Esa tierra caribeña asume hambre y vudú, dos combinaciones que cuando se mezclan crean la famélica Parca andando por los desolados pastizales y los ríos que solamente son chorros de agua pastosa.
Tuvo un presidente – gordo, ojos saltones, más negro que el betún y la noche lóbrega – llamado “Papa Doc” que convirtió ese pedazo de isla en un erial, pobreza para exportar, ignominia medioambiental, inestabilidad y frío de muerte cuando la brisa fuliginosa anunciaba la llegada de su guardia pretoriana, los temibles Tonton Macoute. Nicolás Guillen, desde la otra isla que se muerde la cola, Cuba, lo dijo con expresión traspasada:
“Cáñido numeroso en Haití bajo la Era Cuadrúpeda. / Ejemplar hallado en el corral presidencial junta a las ruinas silvestres de palacio”.
Cuentan que, en el instante en que los Toton Macoute rugían cual gorilas codiciosos, la isla mocha se congelaba, aún cuando la temperatura superaba los cuarenta grados de calor asfixiante. Era la muerta pavorosa envuelta en machetes, pistolas, saliva envenenada y sangre coagulada para esparcir sobre los vientres de parturientas.
Si marchaban por las calles – de dos en fondos como los guardias civiles y los gitanos de García Lorca - el mismo polvo de aprensión, quedaba suspendido en el aire, mientras el salobre se revestía de barro viendo como hombres y ganado famélico eran tajados en rebanadas.

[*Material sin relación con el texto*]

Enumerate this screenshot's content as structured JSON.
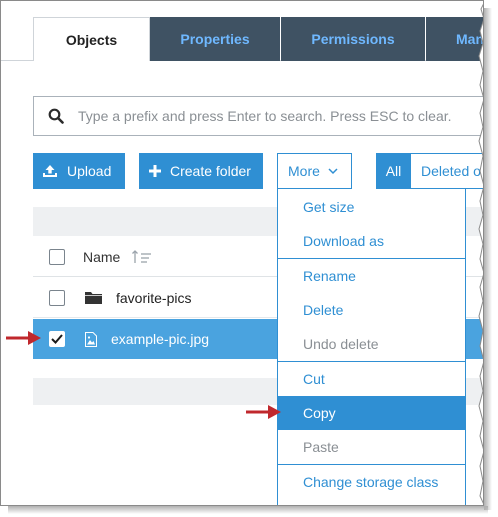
{
  "tabs": [
    {
      "label": "Objects",
      "active": true
    },
    {
      "label": "Properties",
      "active": false
    },
    {
      "label": "Permissions",
      "active": false
    },
    {
      "label": "Man",
      "active": false
    }
  ],
  "search": {
    "placeholder": "Type a prefix and press Enter to search. Press ESC to clear."
  },
  "toolbar": {
    "upload_label": "Upload",
    "create_folder_label": "Create folder",
    "more_label": "More",
    "filter_all_label": "All",
    "filter_deleted_label": "Deleted o"
  },
  "table": {
    "name_header": "Name",
    "rows": [
      {
        "name": "favorite-pics",
        "type": "folder",
        "selected": false
      },
      {
        "name": "example-pic.jpg",
        "type": "image",
        "selected": true
      }
    ]
  },
  "more_menu": {
    "items": [
      {
        "label": "Get size",
        "state": "enabled"
      },
      {
        "label": "Download as",
        "state": "enabled"
      },
      {
        "label": "Rename",
        "state": "enabled"
      },
      {
        "label": "Delete",
        "state": "enabled"
      },
      {
        "label": "Undo delete",
        "state": "disabled"
      },
      {
        "label": "Cut",
        "state": "enabled"
      },
      {
        "label": "Copy",
        "state": "highlighted"
      },
      {
        "label": "Paste",
        "state": "disabled"
      },
      {
        "label": "Change storage class",
        "state": "enabled"
      }
    ]
  },
  "colors": {
    "accent": "#2f8fd3",
    "selected_row": "#4aa3df",
    "tab_inactive_bg": "#3f5263",
    "tab_inactive_text": "#6fb8ff",
    "annotation_arrow": "#c0282d"
  },
  "icons": [
    "search-icon",
    "upload-icon",
    "plus-icon",
    "chevron-down-icon",
    "sort-icon",
    "folder-icon",
    "image-file-icon",
    "checkmark-icon",
    "annotation-arrow"
  ]
}
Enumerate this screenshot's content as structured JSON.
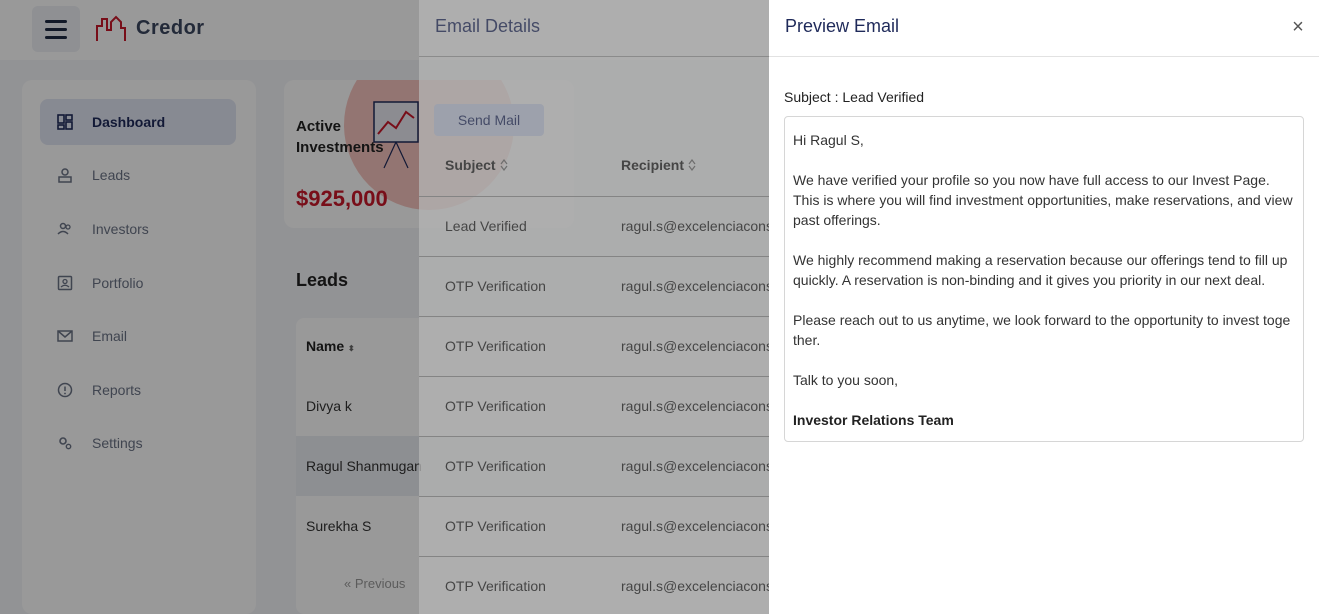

Morir en ese entonces era una liberación. Vivir, un infierno. Después, cuando el dios de los avernos llamó a Papa Duvalier, llegó su hijo Baby Doc, un puñado de carne lasciva, más gordo que la luna llena o una llanta de Pirrelli.
Los sacrificios con carne humana se hicieron entonces más refinados. Los cuchillos, de azogue radiante, importados directamente de Suiza, penetraban en las carnes humanas de una forma sublime, portentosa, con una maestría que ni los mejores matarifes franceses hubieran superado.
Una ráfaga de viento lo volteó del trono. Subió a un avión con todas sus riquezas, esposa, amantes, hijos y cabrones de turno, para posarse cual blanca paloma sobre París, y Francia, eterna alcahueta, lo arropó con un grueso ropón de impunidad.
La isla mollera quedó entre pinto y Valdemoro, es decir, a los aires de una fiesta pagana, donde volvieron los pechos brillantes de la negritud más hermosa, los penes erectos y la sonrisa enjabonada sobre dientes de puro nácar bailando a la noche caribeña-
Y retornó la rueda de la muerte con su inmenso poder, y es que Haití, ahora y siempre, sabe a dolor húmedo, desventura, hambre y aislamiento.
Y el viento del mar Caribe exclama soplando una balandra a sotavento:
¿Se acuerda alguien de ese pedazo de isla calcinada?